What can you do to promote health in our youth?
- Physical activity: It is recommended that children and adolescents aged six through 17 participate in 60 minutes or more of moderate-to-vigorous physical activity daily. Some ways to add in activity are taking a walk as a family, playing an outdoor sport, making an indoor obstacle course, or encouraging any physical activities that they enjoy. Set guidelines to encourage your child to be active to “earn” screen time.
- Follow MyPlate: It is important to provide them with a healthy, balanced diet. Start small and aim to add at least two fruits and vegetables into their daily meals and snacks.
- Structured Mealtimes: Mealtime is a great way to help them form good eating habits at a young age.
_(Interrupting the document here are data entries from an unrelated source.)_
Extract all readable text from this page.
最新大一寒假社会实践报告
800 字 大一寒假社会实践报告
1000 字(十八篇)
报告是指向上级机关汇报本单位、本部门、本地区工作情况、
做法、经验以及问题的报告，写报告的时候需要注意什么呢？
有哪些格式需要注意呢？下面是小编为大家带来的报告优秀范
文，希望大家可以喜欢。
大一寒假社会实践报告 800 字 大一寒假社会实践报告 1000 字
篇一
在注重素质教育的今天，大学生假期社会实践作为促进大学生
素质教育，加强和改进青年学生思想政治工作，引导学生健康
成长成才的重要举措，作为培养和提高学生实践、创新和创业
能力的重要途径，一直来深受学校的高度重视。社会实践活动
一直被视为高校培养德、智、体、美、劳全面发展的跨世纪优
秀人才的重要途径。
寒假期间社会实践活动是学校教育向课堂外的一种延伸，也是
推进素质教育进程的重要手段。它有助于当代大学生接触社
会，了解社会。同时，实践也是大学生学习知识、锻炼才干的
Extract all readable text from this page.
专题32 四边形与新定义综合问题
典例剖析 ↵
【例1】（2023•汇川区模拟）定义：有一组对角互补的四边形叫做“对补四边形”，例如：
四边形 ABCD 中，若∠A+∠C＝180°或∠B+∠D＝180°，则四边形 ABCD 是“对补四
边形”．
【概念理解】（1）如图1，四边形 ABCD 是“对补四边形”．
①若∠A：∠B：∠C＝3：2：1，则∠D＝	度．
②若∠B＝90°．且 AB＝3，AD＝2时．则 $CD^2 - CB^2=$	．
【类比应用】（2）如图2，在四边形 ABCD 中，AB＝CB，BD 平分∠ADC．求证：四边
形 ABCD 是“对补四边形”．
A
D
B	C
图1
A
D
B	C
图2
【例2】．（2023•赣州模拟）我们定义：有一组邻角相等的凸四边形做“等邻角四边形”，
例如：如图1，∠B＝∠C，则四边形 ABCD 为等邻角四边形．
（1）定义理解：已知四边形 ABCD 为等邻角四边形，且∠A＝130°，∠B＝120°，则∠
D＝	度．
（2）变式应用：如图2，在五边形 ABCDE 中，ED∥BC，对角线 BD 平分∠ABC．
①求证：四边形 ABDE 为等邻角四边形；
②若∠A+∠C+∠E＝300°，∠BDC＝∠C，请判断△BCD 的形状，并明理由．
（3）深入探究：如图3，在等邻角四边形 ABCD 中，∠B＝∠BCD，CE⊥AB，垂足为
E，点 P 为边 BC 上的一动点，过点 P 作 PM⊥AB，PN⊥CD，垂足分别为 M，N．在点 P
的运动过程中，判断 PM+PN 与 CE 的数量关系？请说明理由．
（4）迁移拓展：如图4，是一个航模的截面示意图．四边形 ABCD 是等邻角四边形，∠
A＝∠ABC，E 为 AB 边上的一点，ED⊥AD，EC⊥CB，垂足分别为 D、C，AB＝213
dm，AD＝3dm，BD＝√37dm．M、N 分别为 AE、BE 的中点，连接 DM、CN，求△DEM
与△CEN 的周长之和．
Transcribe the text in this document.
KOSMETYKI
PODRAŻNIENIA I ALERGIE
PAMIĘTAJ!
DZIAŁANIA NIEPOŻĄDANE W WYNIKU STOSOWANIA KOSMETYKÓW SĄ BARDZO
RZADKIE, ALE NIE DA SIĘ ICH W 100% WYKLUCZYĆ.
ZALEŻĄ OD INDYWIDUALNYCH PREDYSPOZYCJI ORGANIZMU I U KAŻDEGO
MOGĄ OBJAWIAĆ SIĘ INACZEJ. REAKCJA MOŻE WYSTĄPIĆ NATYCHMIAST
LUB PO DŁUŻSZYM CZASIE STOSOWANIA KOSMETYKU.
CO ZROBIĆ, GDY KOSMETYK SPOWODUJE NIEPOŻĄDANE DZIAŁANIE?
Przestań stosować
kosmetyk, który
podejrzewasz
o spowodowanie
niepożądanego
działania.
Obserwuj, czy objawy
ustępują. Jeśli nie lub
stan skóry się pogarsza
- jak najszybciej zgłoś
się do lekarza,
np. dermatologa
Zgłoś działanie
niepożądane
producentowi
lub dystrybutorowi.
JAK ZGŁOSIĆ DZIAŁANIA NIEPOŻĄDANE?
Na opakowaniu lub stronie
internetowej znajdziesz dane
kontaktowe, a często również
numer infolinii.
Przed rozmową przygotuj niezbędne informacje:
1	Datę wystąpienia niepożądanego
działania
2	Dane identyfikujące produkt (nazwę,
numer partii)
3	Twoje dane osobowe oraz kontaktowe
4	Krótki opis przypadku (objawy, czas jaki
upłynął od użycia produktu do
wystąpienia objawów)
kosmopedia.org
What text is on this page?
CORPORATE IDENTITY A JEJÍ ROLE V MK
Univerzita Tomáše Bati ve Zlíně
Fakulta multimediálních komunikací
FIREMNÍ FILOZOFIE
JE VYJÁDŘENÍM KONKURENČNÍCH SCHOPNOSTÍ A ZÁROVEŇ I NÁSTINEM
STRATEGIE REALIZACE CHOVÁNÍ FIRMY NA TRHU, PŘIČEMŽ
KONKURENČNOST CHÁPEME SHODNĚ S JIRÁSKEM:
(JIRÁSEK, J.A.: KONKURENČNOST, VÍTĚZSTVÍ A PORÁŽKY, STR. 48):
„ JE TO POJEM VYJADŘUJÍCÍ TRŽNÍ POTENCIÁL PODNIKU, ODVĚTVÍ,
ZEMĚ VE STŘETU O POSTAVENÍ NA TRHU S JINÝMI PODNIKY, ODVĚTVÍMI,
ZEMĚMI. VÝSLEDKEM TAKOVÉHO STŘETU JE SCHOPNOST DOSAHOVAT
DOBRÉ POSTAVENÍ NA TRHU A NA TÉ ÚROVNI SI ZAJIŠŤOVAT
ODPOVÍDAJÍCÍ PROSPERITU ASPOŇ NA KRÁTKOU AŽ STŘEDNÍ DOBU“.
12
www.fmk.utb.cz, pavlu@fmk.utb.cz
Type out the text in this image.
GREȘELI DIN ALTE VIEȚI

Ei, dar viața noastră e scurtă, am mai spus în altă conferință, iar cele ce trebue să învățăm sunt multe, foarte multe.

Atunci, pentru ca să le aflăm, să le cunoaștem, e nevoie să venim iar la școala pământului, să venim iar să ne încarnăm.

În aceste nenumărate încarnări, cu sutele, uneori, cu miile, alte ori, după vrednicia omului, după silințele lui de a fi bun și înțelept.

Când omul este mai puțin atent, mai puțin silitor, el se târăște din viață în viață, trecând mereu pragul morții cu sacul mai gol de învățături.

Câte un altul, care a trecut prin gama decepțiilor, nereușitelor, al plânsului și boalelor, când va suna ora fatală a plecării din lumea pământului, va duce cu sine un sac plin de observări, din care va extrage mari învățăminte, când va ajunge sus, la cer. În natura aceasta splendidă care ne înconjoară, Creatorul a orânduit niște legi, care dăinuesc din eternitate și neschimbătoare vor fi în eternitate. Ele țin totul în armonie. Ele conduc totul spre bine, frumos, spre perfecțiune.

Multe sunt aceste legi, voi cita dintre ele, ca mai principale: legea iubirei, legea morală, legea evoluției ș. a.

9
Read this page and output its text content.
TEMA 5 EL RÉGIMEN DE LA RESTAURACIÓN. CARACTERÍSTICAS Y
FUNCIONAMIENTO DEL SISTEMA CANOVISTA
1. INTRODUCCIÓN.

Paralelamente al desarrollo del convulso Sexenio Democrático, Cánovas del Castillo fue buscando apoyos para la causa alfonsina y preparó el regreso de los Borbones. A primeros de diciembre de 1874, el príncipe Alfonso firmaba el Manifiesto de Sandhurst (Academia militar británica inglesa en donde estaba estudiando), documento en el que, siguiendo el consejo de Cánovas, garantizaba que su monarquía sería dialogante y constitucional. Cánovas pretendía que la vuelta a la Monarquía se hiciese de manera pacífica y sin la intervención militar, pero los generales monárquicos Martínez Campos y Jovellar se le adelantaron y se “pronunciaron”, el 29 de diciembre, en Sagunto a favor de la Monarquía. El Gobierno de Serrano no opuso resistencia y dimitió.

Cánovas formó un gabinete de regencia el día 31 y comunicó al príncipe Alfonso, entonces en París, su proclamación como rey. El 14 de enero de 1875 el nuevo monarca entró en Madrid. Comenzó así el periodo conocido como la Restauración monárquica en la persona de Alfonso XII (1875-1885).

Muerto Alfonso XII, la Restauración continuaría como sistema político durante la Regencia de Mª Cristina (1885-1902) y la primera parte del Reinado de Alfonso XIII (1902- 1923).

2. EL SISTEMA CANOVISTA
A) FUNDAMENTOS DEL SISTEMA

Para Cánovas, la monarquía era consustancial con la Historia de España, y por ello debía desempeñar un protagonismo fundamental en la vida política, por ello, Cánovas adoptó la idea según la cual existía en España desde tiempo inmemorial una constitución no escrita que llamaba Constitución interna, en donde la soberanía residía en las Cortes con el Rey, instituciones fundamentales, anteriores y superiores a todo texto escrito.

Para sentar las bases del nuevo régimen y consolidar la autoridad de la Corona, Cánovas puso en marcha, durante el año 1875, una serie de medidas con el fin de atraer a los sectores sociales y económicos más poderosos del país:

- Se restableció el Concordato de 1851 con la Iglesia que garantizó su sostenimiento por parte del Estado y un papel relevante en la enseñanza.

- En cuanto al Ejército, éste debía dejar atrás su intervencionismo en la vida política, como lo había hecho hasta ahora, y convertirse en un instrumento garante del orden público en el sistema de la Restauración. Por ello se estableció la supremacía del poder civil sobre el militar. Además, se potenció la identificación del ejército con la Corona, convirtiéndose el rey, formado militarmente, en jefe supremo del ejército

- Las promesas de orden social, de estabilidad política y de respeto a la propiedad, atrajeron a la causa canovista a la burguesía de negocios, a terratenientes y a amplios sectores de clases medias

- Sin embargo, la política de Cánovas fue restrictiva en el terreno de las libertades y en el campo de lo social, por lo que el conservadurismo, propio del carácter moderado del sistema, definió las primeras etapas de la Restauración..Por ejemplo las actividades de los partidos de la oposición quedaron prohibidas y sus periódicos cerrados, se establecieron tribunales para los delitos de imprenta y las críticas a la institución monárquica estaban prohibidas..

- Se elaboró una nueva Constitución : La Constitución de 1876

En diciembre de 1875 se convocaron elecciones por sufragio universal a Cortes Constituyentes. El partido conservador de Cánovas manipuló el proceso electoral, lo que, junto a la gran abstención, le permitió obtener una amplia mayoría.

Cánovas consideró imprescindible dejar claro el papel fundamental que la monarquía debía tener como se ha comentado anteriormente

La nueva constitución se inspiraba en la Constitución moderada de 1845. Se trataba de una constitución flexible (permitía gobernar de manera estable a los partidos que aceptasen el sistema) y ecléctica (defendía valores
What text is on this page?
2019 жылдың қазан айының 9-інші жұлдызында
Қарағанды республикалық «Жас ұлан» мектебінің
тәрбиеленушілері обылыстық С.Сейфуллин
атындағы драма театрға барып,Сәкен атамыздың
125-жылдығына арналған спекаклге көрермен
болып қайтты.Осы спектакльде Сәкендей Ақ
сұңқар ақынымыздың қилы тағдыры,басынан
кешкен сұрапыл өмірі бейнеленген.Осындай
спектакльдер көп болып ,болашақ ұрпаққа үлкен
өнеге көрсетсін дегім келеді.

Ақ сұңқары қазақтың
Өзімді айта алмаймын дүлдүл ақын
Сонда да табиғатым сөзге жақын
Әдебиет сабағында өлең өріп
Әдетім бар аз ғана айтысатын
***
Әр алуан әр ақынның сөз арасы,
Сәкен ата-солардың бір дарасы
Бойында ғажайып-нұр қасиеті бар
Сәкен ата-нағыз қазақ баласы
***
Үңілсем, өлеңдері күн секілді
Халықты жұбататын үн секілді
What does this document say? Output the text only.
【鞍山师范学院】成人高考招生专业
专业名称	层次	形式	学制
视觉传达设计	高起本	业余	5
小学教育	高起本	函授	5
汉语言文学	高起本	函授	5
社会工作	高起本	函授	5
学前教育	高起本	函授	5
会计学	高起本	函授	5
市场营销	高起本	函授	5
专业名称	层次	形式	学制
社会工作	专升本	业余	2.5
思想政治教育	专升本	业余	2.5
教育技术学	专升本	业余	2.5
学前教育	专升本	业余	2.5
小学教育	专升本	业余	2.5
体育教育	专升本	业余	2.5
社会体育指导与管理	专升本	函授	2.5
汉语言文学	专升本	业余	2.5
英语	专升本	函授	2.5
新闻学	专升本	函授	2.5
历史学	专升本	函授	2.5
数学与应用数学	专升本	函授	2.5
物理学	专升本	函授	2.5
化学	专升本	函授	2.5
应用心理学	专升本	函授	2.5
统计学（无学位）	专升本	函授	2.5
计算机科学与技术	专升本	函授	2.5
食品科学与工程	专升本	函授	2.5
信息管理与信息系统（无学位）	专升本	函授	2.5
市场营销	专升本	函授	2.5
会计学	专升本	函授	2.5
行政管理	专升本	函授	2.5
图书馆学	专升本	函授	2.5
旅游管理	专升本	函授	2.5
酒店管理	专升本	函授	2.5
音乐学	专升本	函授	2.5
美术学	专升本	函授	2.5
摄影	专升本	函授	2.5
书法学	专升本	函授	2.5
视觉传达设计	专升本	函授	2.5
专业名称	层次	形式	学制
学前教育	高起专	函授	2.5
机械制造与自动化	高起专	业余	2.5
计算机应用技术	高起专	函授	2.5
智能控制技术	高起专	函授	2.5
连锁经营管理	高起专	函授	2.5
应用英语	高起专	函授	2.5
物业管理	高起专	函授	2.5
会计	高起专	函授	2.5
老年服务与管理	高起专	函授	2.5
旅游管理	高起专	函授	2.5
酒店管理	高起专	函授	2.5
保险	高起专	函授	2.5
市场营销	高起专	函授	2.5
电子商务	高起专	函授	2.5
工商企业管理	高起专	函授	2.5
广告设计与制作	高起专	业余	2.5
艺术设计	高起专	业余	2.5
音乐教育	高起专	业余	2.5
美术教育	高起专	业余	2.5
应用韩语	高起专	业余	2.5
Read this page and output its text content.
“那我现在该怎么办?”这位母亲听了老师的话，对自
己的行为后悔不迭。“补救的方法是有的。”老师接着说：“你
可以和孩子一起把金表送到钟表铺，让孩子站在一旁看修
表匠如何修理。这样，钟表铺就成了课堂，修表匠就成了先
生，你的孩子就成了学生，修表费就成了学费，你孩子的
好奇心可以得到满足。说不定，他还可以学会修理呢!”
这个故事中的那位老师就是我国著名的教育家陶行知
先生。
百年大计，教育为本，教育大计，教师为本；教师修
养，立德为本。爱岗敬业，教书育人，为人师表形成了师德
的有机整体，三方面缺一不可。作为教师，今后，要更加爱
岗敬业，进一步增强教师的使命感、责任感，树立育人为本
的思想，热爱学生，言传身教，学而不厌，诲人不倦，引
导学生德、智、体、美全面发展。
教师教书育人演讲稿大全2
Having a time frame for major meals and keeping snack time simple and away from TV or other electronics helps them focus on eating and learning to understand their hunger cues.
- Smart Snacking: Keep snacks simple and healthy and try to pair a carbohydrate with a protein. Snacks such as apples/bananas with peanut butter, grapes and nuts, or crackers with cheese are good to try. Homemade smoothies are also a fun snack; try making one with a fruit (berries, bananas, mango, pineapple), a vegetable (spinach, kale, cucumber, avocado), and dairy (yogurt, milk).